Researchers at the University of Illinois Chicago have designed a high-quality assay that can be used in at-home tests for rapid COVID-19 screening. Results from an early preclinical study suggest that tests with the new assay may be just as reliable as the laboratory-based molecular tests, PCR tests, used by hospitals for clinical diagnostics.
“Having fast and easy-to-use tests for COVID-19 is critical, especially in the communities that have low rates of vaccination and low access to healthcare services, including COVID-19 surveillance and diagnostic testing,” said Xiaowei Wang, UIC professor of pharmacology and bioengineering. “The current crisis has created an unprecedented need for rapid tests that are highly sensitive and the sooner we can develop better technology and testing options, the better it will be for everyone.”
Assay reagents create a chemical reaction when mixed with a biological sample containing a virus or other marker. For example, an at-home pregnancy test consists of assay reagents that react to pregnancy hormones in a urine sample.

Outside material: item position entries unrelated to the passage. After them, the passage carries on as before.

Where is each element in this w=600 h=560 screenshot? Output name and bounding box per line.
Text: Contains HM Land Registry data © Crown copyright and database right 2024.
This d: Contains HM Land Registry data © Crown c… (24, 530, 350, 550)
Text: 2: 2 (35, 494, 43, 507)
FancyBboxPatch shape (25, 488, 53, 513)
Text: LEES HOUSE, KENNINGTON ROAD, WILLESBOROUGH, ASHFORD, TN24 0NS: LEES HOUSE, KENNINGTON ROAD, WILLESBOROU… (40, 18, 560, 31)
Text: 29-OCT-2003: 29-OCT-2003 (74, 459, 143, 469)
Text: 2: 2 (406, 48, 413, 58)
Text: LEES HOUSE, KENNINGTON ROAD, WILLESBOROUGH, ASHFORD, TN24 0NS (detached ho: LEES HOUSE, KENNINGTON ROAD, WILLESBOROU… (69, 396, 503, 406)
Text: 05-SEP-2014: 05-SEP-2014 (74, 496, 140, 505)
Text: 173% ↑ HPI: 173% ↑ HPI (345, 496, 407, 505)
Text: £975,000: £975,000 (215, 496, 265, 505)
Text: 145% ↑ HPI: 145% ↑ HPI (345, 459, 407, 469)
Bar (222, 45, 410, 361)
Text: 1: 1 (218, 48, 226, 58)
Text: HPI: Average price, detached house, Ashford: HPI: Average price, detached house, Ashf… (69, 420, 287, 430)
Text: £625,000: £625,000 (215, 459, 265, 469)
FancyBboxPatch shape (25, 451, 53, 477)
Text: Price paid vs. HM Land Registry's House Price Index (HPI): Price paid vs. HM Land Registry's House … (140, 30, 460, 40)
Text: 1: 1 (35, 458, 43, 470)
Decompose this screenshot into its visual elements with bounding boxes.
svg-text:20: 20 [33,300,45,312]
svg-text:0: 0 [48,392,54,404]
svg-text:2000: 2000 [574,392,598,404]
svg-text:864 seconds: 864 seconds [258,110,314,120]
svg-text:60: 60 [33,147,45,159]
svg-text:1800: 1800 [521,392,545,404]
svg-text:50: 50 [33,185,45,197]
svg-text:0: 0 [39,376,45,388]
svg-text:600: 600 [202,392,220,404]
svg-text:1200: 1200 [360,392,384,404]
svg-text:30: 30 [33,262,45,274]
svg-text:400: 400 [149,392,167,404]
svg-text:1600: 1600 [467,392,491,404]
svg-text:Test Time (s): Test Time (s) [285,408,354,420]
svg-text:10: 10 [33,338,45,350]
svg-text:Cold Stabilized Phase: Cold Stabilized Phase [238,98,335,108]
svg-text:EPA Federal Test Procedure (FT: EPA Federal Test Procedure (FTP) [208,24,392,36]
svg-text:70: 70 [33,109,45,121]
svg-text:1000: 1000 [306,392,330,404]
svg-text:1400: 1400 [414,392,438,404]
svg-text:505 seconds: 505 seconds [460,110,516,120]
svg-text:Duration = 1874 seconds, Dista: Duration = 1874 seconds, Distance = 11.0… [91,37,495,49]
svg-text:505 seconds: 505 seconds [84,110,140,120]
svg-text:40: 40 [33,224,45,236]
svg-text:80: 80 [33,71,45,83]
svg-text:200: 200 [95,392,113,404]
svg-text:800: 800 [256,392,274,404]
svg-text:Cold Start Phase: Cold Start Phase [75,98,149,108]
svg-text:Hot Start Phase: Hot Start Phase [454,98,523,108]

In laboratory molecular tests, scientists mix samples with assay reagents in a highly controlled process. Because the reaction conditions (like temperature) are tightly controlled, the tests are both sensitive and selective, meaning the chance of false positives or false negatives is very low. However, these laboratory tests can be expensive and are not accessible in all communities and field settings.
The challenge with at-home and field tests is that they need assay reagents to work under less controlled conditions, which increases the chances for false results or inconclusive tests. One method, called loop-mediated isothermal amplification (LAMP), which uses six DNA primers for pathogen detection, has shown promise for other pathogens, like malaria, but has not been efficiently applied to COVID-19.
Wang and the UIC researchers who developed the new COVID-19 assay first created and applied a bioinformatics algorithm to identify the best potential DNA primer combinations for reliably detecting SARS-CoV-2, the virus that causes COVID-19, with the LAMP method.
In experiments, Wang and his collaborators processed artificial samples and human samples with a standard PCR test and with their new test. When the results were compared, the researchers not only saw significant improvement in the efficiency of their test over others using the LAMP method to detect the virus but also that it was comparable to more expensive gold standard PCR tests.